The humidity this morning in the Shenandoah Valley is 47 percent, which Accuweather says is “ideal.” Are they freaking nuts? Get me back to Key West, give me 20 points more and I might agree.
Ranger Ed and I have been off-island for a week, visiting family scattered from Atlanta to Charlottesville, VA. There are two recurring conversations: Holy weather gods, I miss the comfort of Key West’s humidity in which I do not need bottles of lotion to compensate for the desiccating dryness; and “are we ever going to get back to normal where people aren’t hellbent on arguing?”
I can’t do a thing about the weather, but that second question? Yeah, I can do something about it and getting out from under the comforting Key West bubble helped put some of this rage in perspective.
For all our growing veneer of cosmopolitan sophistication, Key West remains the siren song that calls to and keeps close those drawn to its isolation, its laid-back libertarian culture with its One Human Family motto and its penchant for accepting pretty much anyone so long as they’re not jerks. We live under its bubble — and our visitors pack the place looking for a few days of its protection. Bubbles make us feel safe though they are notorious for warping our sense of how things are on the outside.
Take Covid time. Key West’s toughest Covid restrictions were an easy do. There was never a day I couldn’t sit on the porch and chat with my neighbors across the street. Never a day I couldn’t walk to the beach. Heck, even local business, home delivery stuff got to the door in minutes. We chafed and fretted but, crikey, my friends, we had it easy. Our mainland friends and families couldn’t wait for a respite under the bubble that Key West takes for granted.
Even inside our island bubble we are at an historical juncture as the world we knew and the world to come are dissonant, disconnected. It makes us uneasy, irritable, too willing to push back, unwilling to look for the possibilities and instead fixating on our differences. I love that masks are becoming an option for safety and not a position statement. I keep mine handy for when I feel the need, but I’ve stopped freaking out at every imagined infraction.
Outside the Key West bubble
It’s been a tough decade with the kinds of unraveling that leave us betwixt and between, unsure of our values, our judgement, our abilities to live in harmony. Covid escalated, then exacerbated the unraveling. Perhaps it’s time we treat each other gently, offering a respite from clanging differences.
If we do not, we walk an inexorable, danger-fraught path. We took the first steps toward this unraveling in the late 1960s and ’70s when young baby boomers first flexed their “me first” might and stopped a war, murdered civil rights leaders, burned down universities and cities and blew up businesses.
Our mantra was “don’t trust anyone over 30” and over the following decades we dismantled the very institutions — from family structures and charitable organizations to big businesses and cultural values — that allowed us the freedom to tear them down.
Over the next six decades, baby boomers powered the roller coaster, and while the litany is long, we tore down whatever stood in our collective paths to “get mine.” We brought the Fair Voting Rights Act of 1965 to today’s political districts that take away many of those rights. We twisted the Second Amendment into an excuse to arm our neighborhoods in case folks feel they’re being invaded. All in the name of “I’m right; you’re wrong; get out of my face.”
We are today spoiling for a confrontation. We need real people, like you and me, to remember that gentle and kind are actions of power.
These are my reminders.
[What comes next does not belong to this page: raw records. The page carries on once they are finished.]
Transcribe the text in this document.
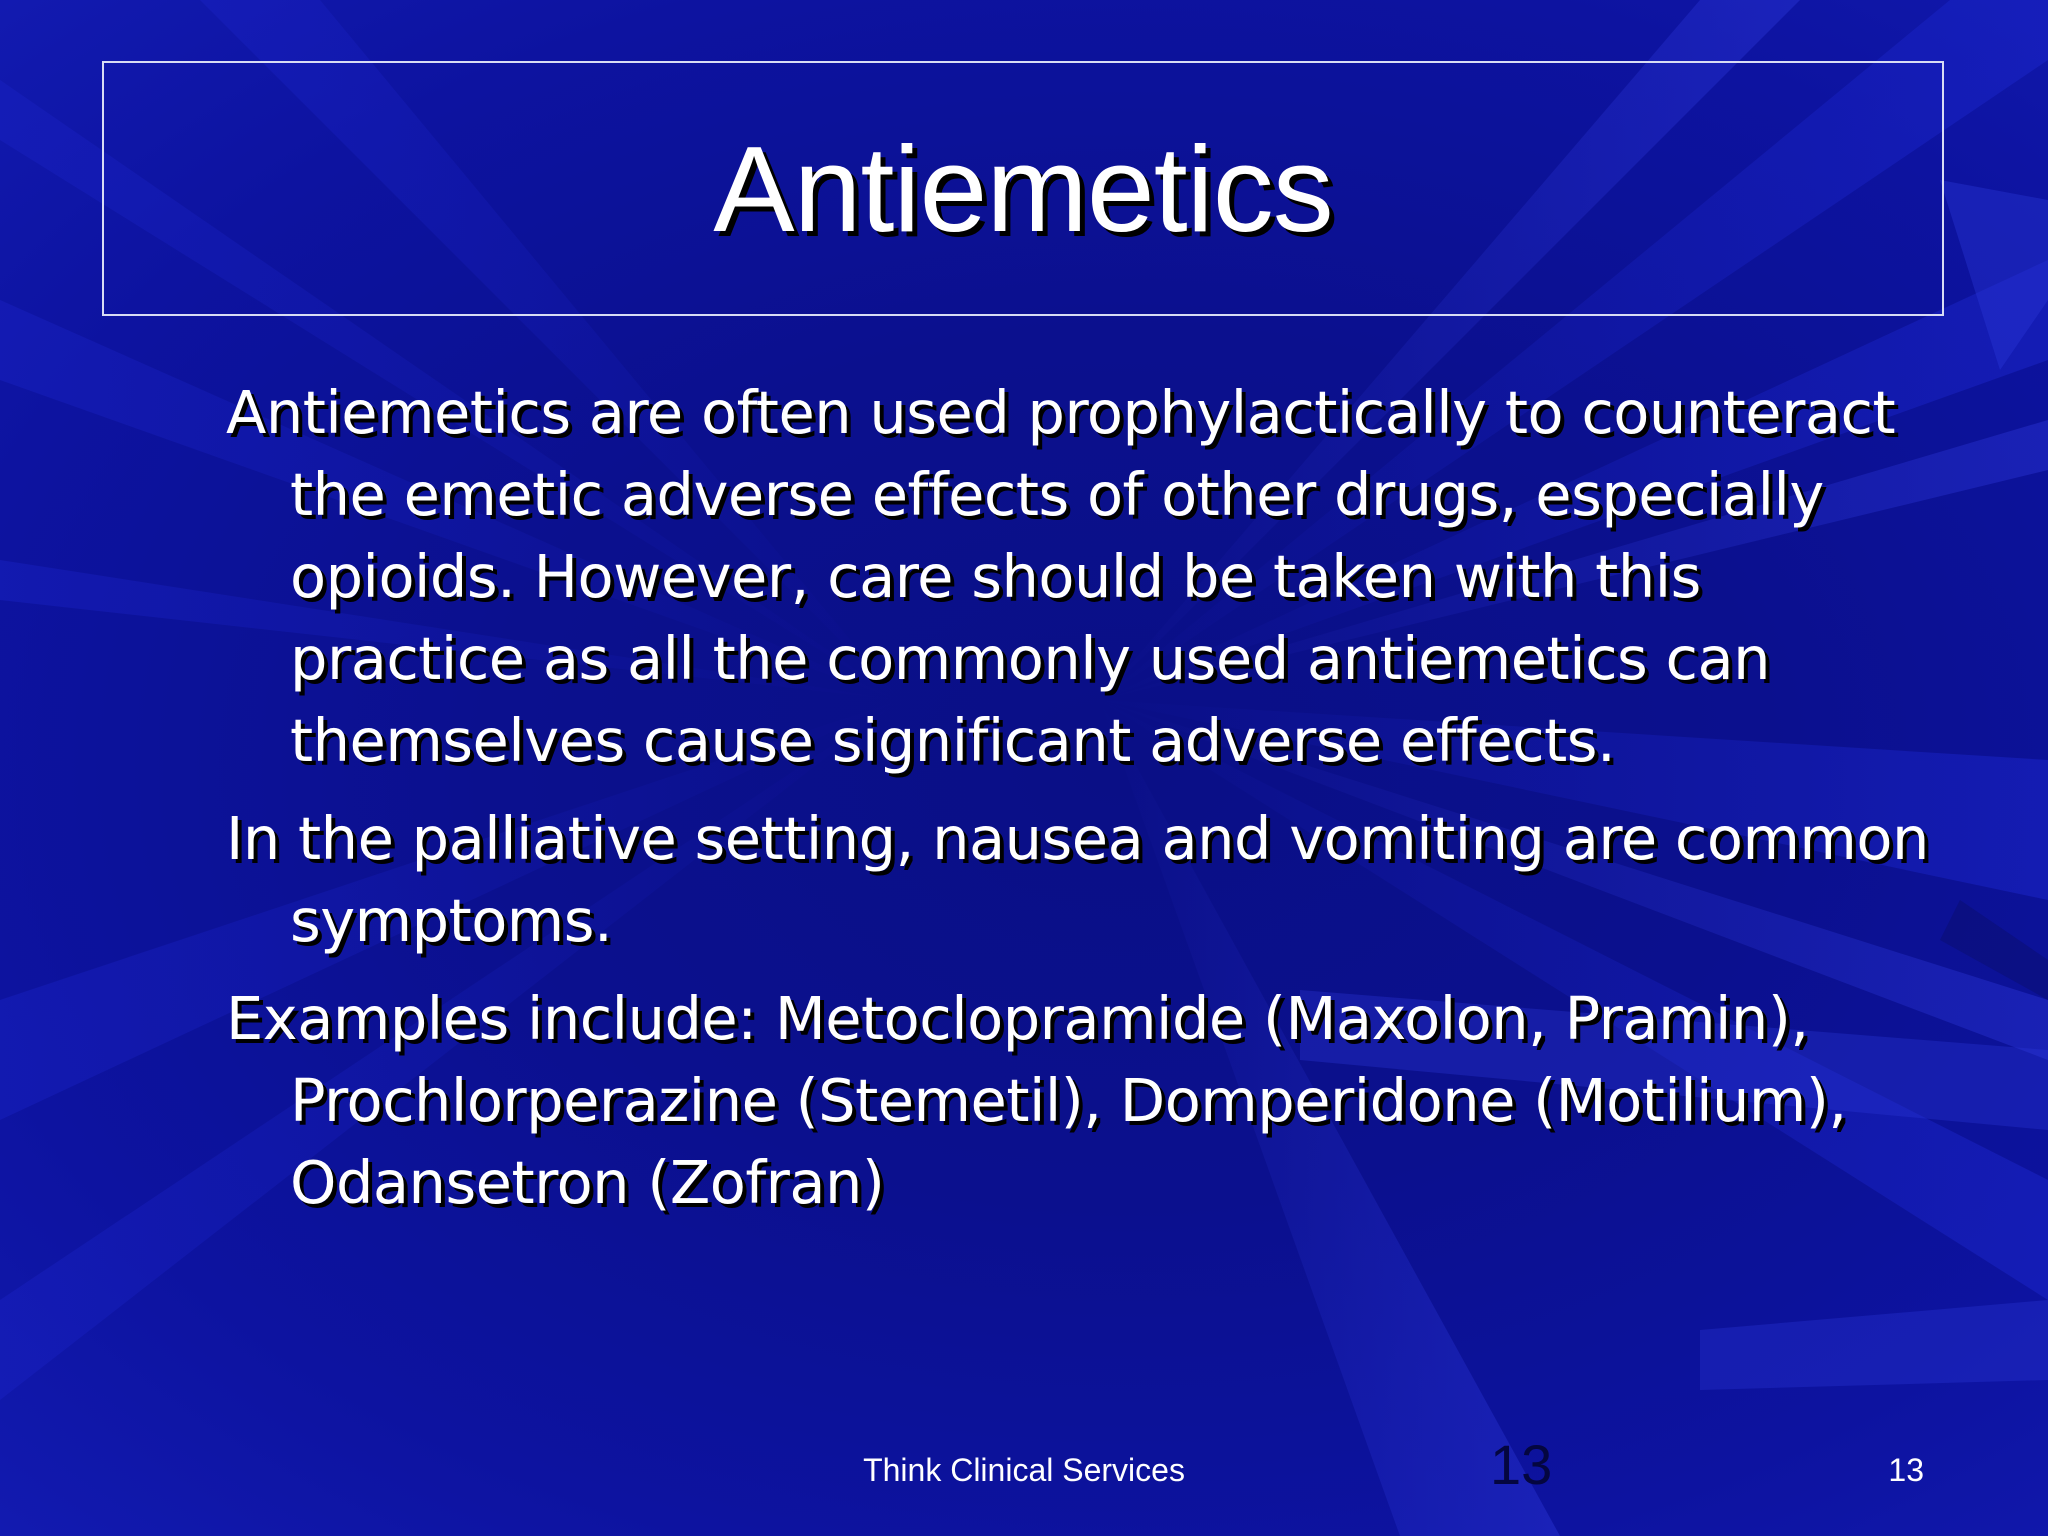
Antiemetics

Antiemetics are often used prophylactically to counteract the emetic adverse effects of other drugs, especially opioids. However, care should be taken with this practice as all the commonly used antiemetics can themselves cause significant adverse effects.

In the palliative setting, nausea and vomiting are common symptoms.

Examples include: Metoclopramide (Maxolon, Pramin), Prochlorperazine (Stemetil), Domperidone (Motilium), Odansetron (Zofran)

Think Clinical Services	13	13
Help yourself to them or jot down your own:
• Do unto others as you would have them do unto you
• Accept the possibility that what you know and how you perceive things is not right — and be open to change
• Say “I’ll do it” even when you are tired and would rather play or let someone else do it
• Explore the wonders and possibilities of unknown places, ideas, people and things, even when they are scary
• Know when to speak and when to be silent
We cannot fix the big things, but we can treat each other gently. And that will begin to reweave the fabric of our lives. With or without a mask. With or without the Key West bubble.
Thank you for posting. We all need the reminder to be gentle with each other. See y’all in December.
We need this reminder in today’s world of hate and get in your face shouting. Thank you for posting. I’ll see y’all in December.
Jean and I really enjoyed the article. thank you Linda!
Joe
Thanks, guys. I know you two are among the gentle ones!